The answer is not simple, and it depends on the nature of the community.
In my view, each association-governed community has unique characteristics that determine whether it is best operated under a business model, a small government model, or some hybrid between the two.
So, let’s envision all common interest communities on a continuum.
At one end of the continuum, we have associations that operate as de facto businesses under contractual law. Think resort communities, vacation communities, and condo hotels, where the majority of owners are investors that rent their units on a long- or short-term basis. Perhaps a member or shareholder occasionally uses the unit for a family vacation or a seasonal getaway.
At the other end of the continuum, we have large master planned communities, with HOAs responsible for managing an entire bureaucracy of services — road maintenance, stormwater management, private utility services, exclusive community amenities, and perhaps even private fire protection and security. Most of the residents are owner-occupants who live, work, and play in the community and within easy commuting distance. Even though not technically cities, such communities operate very much like small cities, and are most likely to be viewed by their residents as quasi-governmental.
Many associations fall somewhere in between.
Size of the community is also a factor. Owners of a condo building with 3 units, with each owner intimately involved in managing common property, will probably view the arrangement as contractual. That is especially true if unit owners lease their units to tenants or vacationers.
Once the association exceeds 3 to 9 owners, and establishes a hierarchy with a board of directors that has considerably more power than owners and shareholders at large, the powers of an HOA’s de facto government model become apparent.
If the HOA’s members are mainly owner-occupants or long-term tenants, primarily a residential community, residents have a great expectation of preservation of their private property rights and civil liberties.

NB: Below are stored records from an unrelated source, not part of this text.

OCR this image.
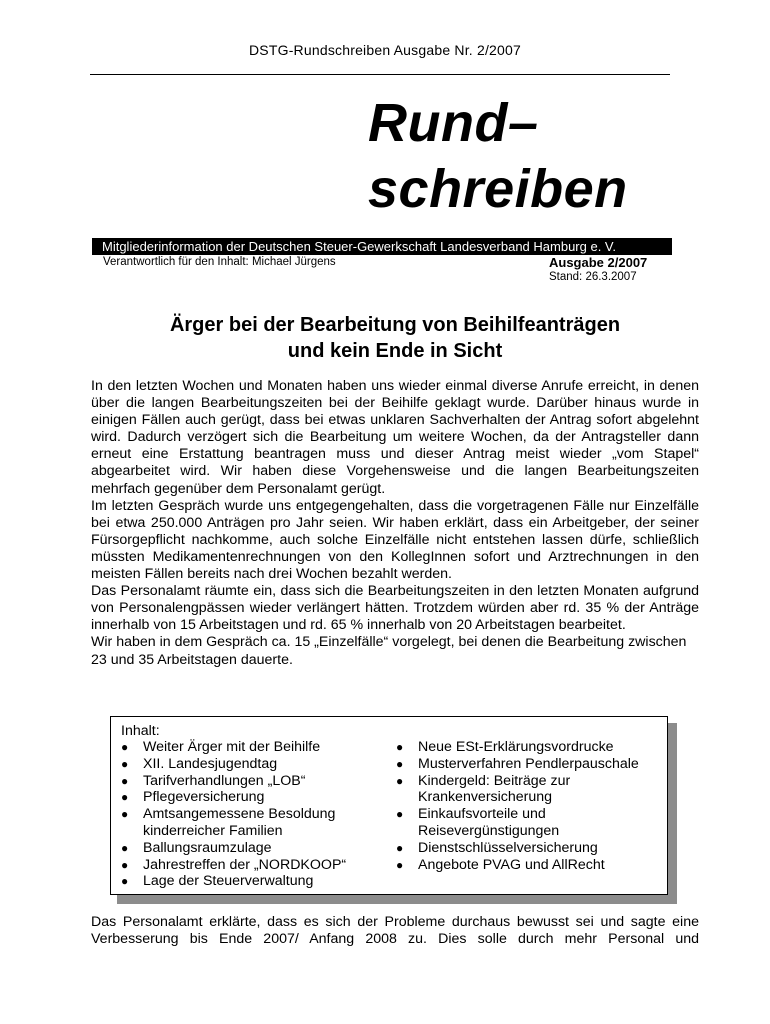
DSTG-Rundschreiben Ausgabe Nr. 2/2007
Rund–
schreiben
Mitgliederinformation der Deutschen Steuer-Gewerkschaft Landesverband Hamburg e. V.
Verantwortlich für den Inhalt: Michael Jürgens	Ausgabe 2/2007
Stand: 26.3.2007
Ärger bei der Bearbeitung von Beihilfeanträgen
und kein Ende in Sicht

In den letzten Wochen und Monaten haben uns wieder einmal diverse Anrufe erreicht, in denen über die langen Bearbeitungszeiten bei der Beihilfe geklagt wurde. Darüber hinaus wurde in einigen Fällen auch gerügt, dass bei etwas unklaren Sachverhalten der Antrag sofort abgelehnt wird. Dadurch verzögert sich die Bearbeitung um weitere Wochen, da der Antragsteller dann erneut eine Erstattung beantragen muss und dieser Antrag meist wieder „vom Stapel“ abgearbeitet wird. Wir haben diese Vorgehensweise und die langen Bearbeitungszeiten mehrfach gegenüber dem Personalamt gerügt.

Im letzten Gespräch wurde uns entgegengehalten, dass die vorgetragenen Fälle nur Einzelfälle bei etwa 250.000 Anträgen pro Jahr seien. Wir haben erklärt, dass ein Arbeitgeber, der seiner Fürsorgepflicht nachkomme, auch solche Einzelfälle nicht entstehen lassen dürfe, schließlich müssten Medikamentenrechnungen von den KollegInnen sofort und Arztrechnungen in den meisten Fällen bereits nach drei Wochen bezahlt werden.

Das Personalamt räumte ein, dass sich die Bearbeitungszeiten in den letzten Monaten aufgrund von Personalengpässen wieder verlängert hätten. Trotzdem würden aber rd. 35 % der Anträge innerhalb von 15 Arbeitstagen und rd. 65 % innerhalb von 20 Arbeitstagen bearbeitet.

Wir haben in dem Gespräch ca. 15 „Einzelfälle“ vorgelegt, bei denen die Bearbeitung zwischen 23 und 35 Arbeitstagen dauerte.

Inhalt:
● Weiter Ärger mit der Beihilfe
● XII. Landesjugendtag
● Tarifverhandlungen „LOB“
● Pflegeversicherung
● Amtsangemessene Besoldung kinderreicher Familien
● Ballungsraumzulage
● Jahrestreffen der „NORDKOOP“
● Lage der Steuerverwaltung
● Neue ESt-Erklärungsvordrucke
● Musterverfahren Pendlerpauschale
● Kindergeld: Beiträge zur Krankenversicherung
● Einkaufsvorteile und Reisevergünstigungen
● Dienstschlüsselversicherung
● Angebote PVAG und AllRecht

Das Personalamt erklärte, dass es sich der Probleme durchaus bewusst sei und sagte eine Verbesserung bis Ende 2007/ Anfang 2008 zu. Dies solle durch mehr Personal und
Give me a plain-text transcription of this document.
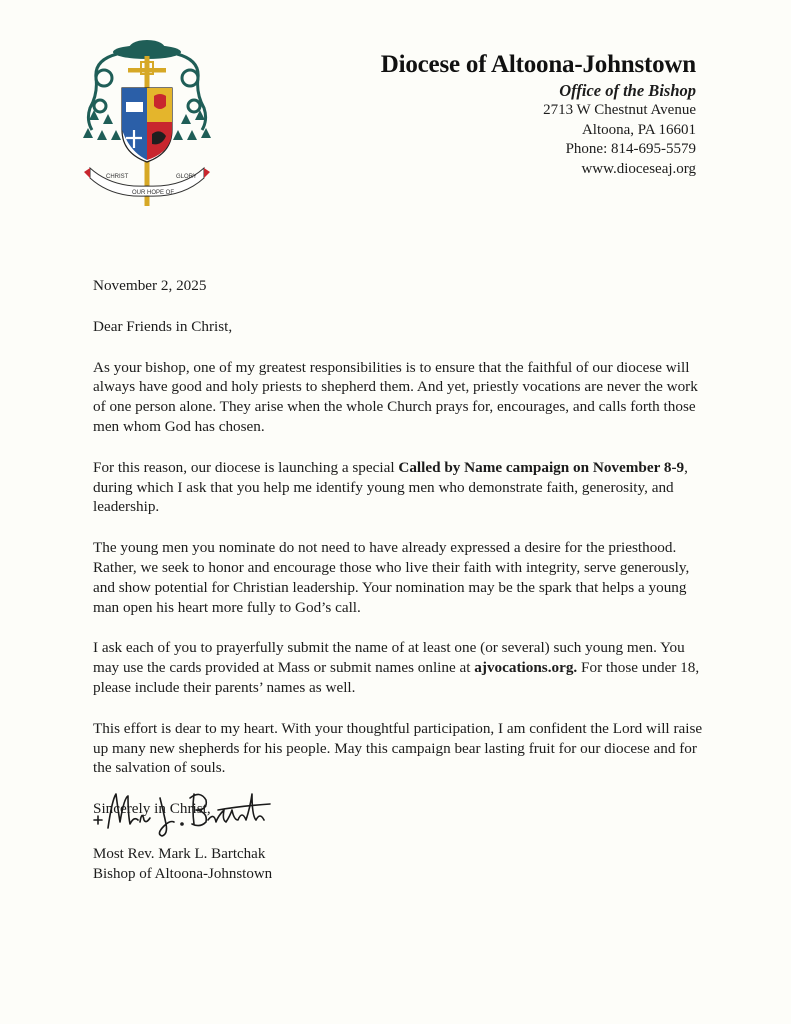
CHRIST
OUR HOPE OF
GLORY
Diocese of Altoona-Johnstown
Office of the Bishop
2713 W Chestnut Avenue
Altoona, PA 16601
Phone: 814-695-5579
www.dioceseaj.org

November 2, 2025

Dear Friends in Christ,

As your bishop, one of my greatest responsibilities is to ensure that the faithful of our diocese will always have good and holy priests to shepherd them. And yet, priestly vocations are never the work of one person alone. They arise when the whole Church prays for, encourages, and calls forth those men whom God has chosen.

For this reason, our diocese is launching a special Called by Name campaign on November 8-9, during which I ask that you help me identify young men who demonstrate faith, generosity, and leadership.

The young men you nominate do not need to have already expressed a desire for the priesthood. Rather, we seek to honor and encourage those who live their faith with integrity, serve generously, and show potential for Christian leadership. Your nomination may be the spark that helps a young man open his heart more fully to God’s call.

I ask each of you to prayerfully submit the name of at least one (or several) such young men. You may use the cards provided at Mass or submit names online at ajvocations.org. For those under 18, please include their parents’ names as well.

This effort is dear to my heart. With your thoughtful participation, I am confident the Lord will raise up many new shepherds for his people. May this campaign bear lasting fruit for our diocese and for the salvation of souls.

Sincerely in Christ,

Most Rev. Mark L. Bartchak
Bishop of Altoona-Johnstown
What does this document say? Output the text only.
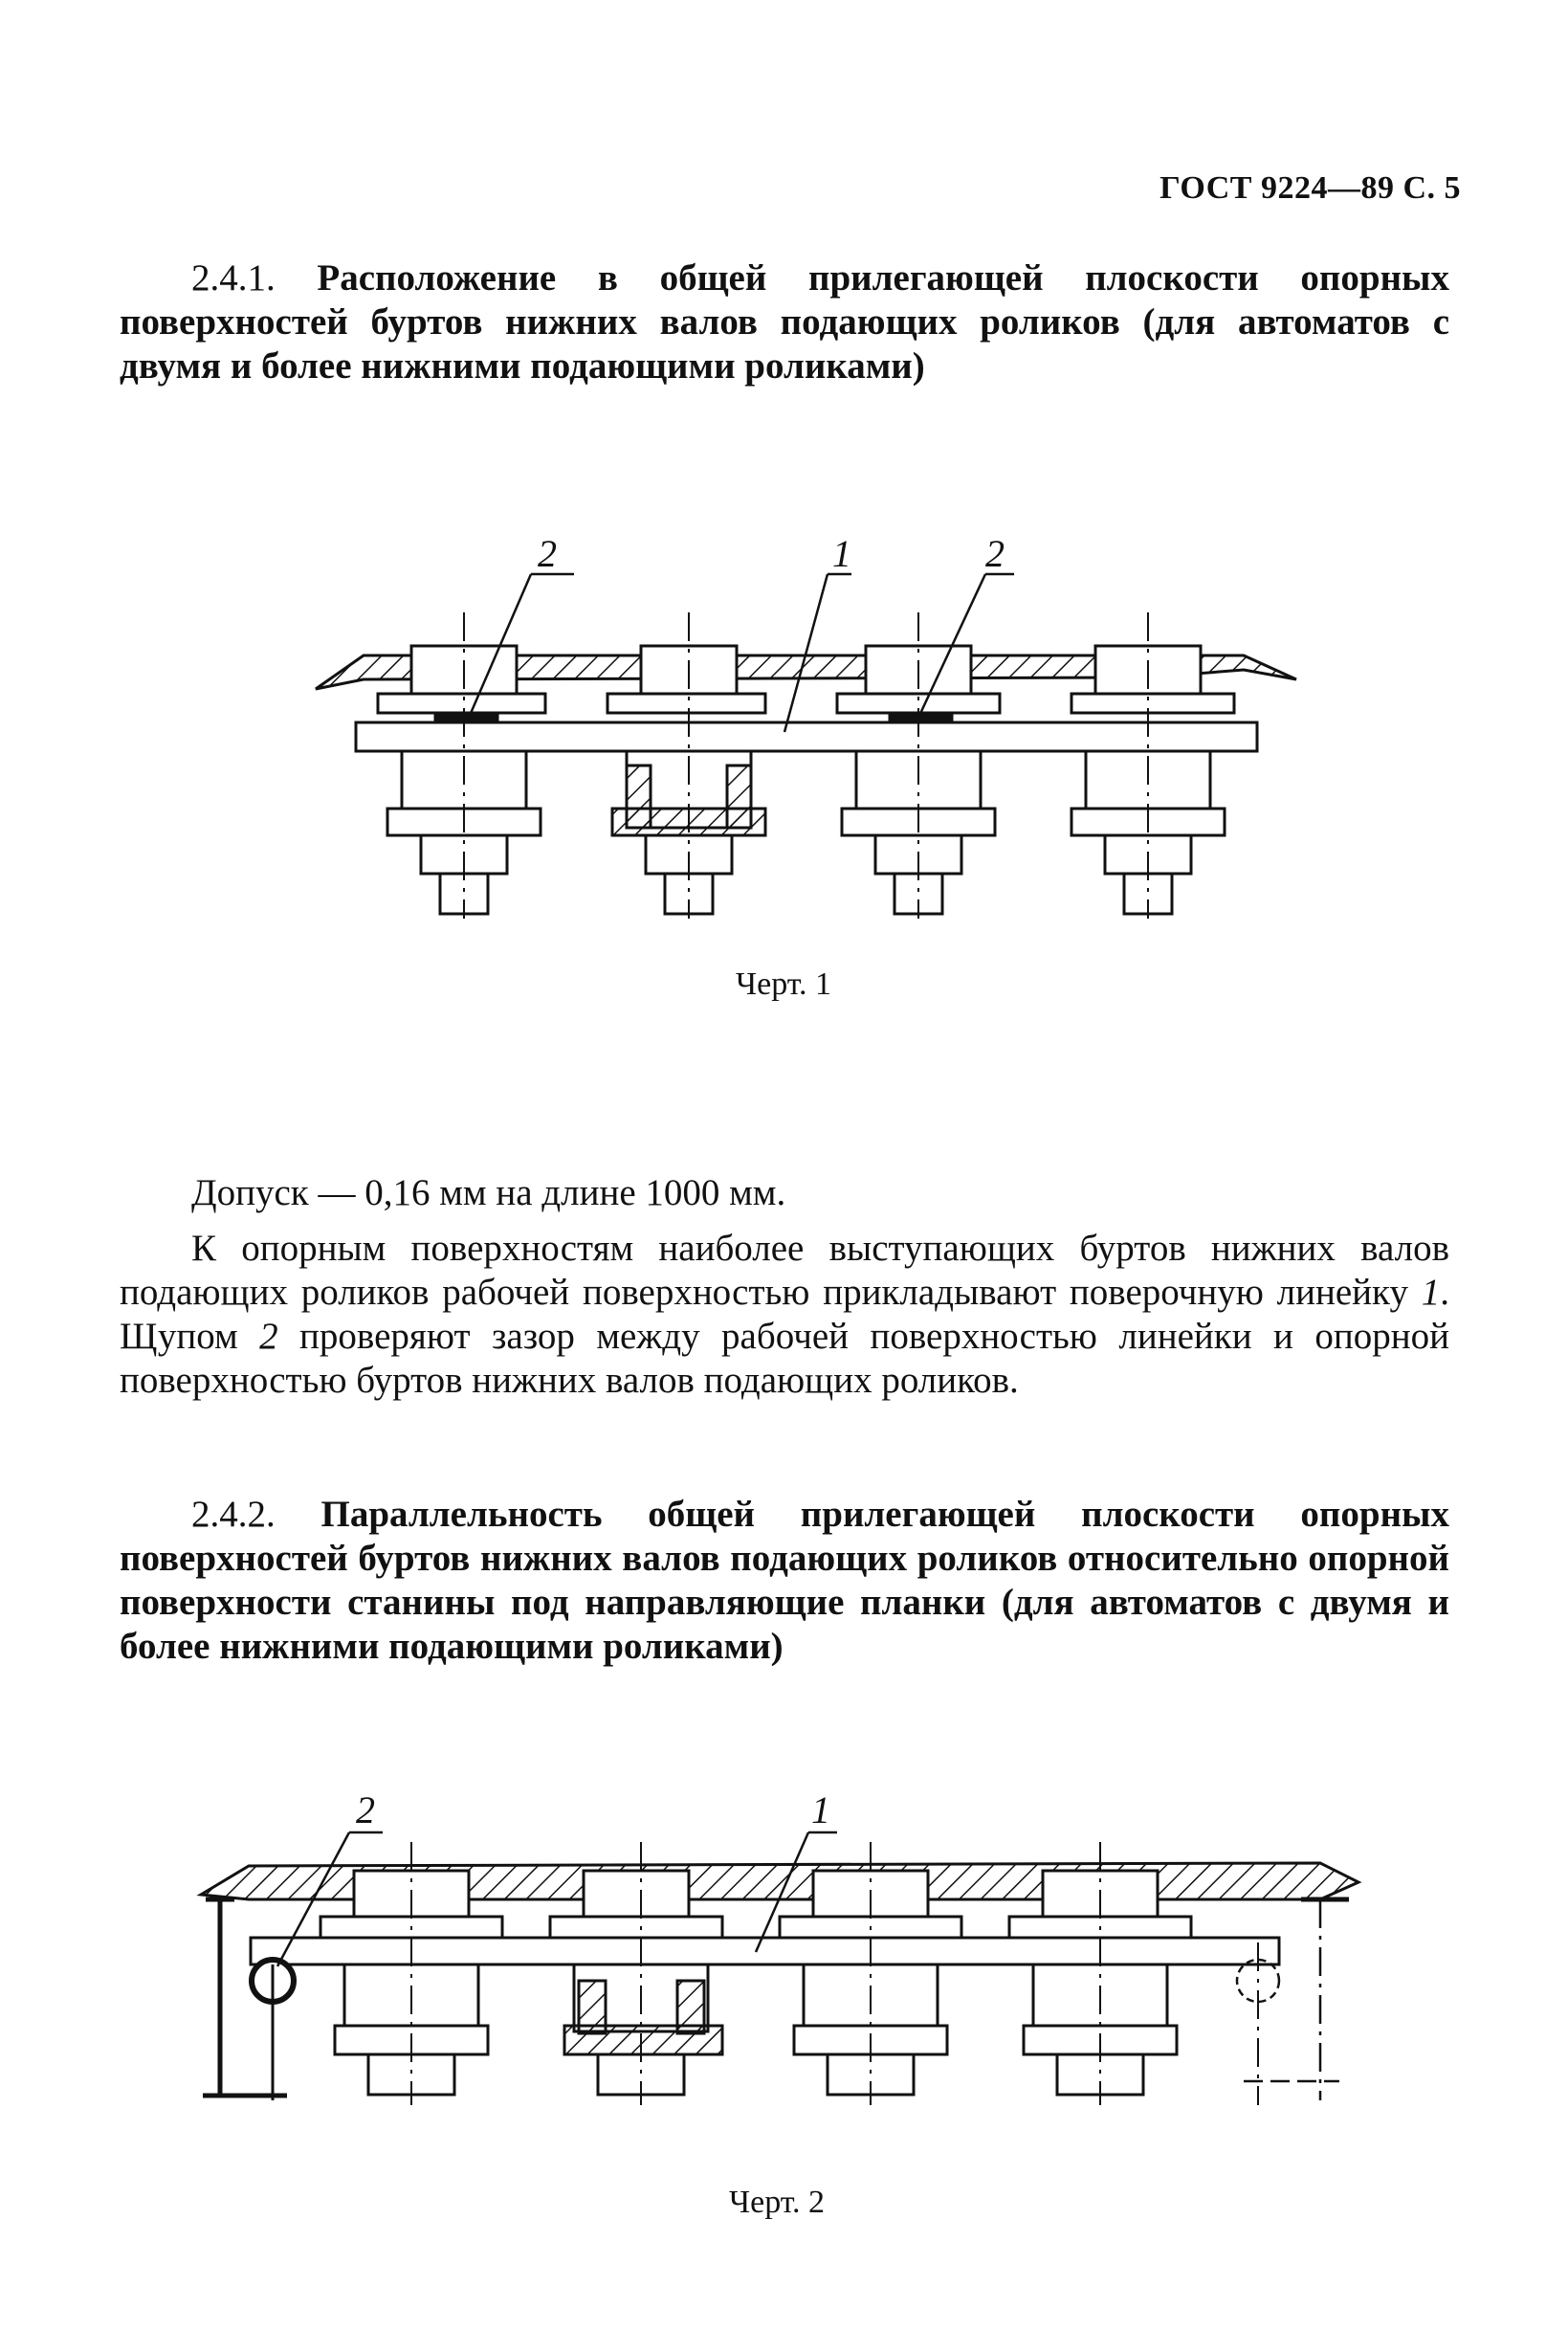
ГОСТ 9224—89 С. 5
2.4.1. Расположение в общей прилегающей плоскости опорных поверхностей буртов нижних валов подающих роликов (для автоматов с двумя и более нижними подающими роликами)
2	1	2
Черт. 1
Допуск — 0,16 мм на длине 1000 мм.
К опорным поверхностям наиболее выступающих буртов нижних валов подающих роликов рабочей поверхностью прикладывают поверочную линейку 1. Щупом 2 проверяют зазор между рабочей поверхностью линейки и опорной поверхностью буртов нижних валов подающих роликов.
2.4.2. Параллельность общей прилегающей плоскости опорных поверхностей буртов нижних валов подающих роликов относительно опорной поверхности станины под направляющие планки (для автоматов с двумя и более нижними подающими роликами)
2	1
Черт. 2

When the HOA’s membership shifts to a majority of investor-owners, it creates a source of conflict with owner-occupants, mainly because of opposing expectations. Owner-occupants often have an emotional attachment to their homes, and their home tends to be their largest personal investment, essential to their net worth. Investor-owners, on the other hand, have no emotional attachment, although they do rely on consistent cash flow from rental income.
To the investor-owner, the property is a business venture. The more invested the association member, the more likely the member will insist that the HOA be managed as it if were a business. The owner-occupant tends to view the HOA as hyper-local government, or as an extension of municipal or county government.
In other words, in terms of the nature of governance of a common interest community, it’s all in the eyes of the beholder. And that’s why the battle rages on as to the best way to govern and manage homeowners, condominium, and cooperative associations.
One final thought with regard to Berding’s reference to Eminent Domain.
The right of individual property ownership is clearly paramount to the common interest in a community association. There is no mechanism, in the absence of severe damage or destruction, whereby a typical community association could take possession of an individual’s separate interest no matter how pressing the need, unless it were the result of foreclosure of a lien for non-payment of assessments, for example–a remedy provided under the contract upon which the community is created and funded. There is no community association equivalent to “Eminent Domain.”
I respectfully disagree with Attorney Berding. All one has to do is read multiple reports of condo terminations with forced sale of property owned by minority individuals in the association. The process of condominium termination is enabled by state law, for the purpose of encouraging private investment in redevelopment, thereby converting real property to its “highest and best use.”
Isn’t that de facto Eminent Domain?
Bottom line: HOAs, as governing bodies of private contracts and services within communities, should NOT have powers of real government.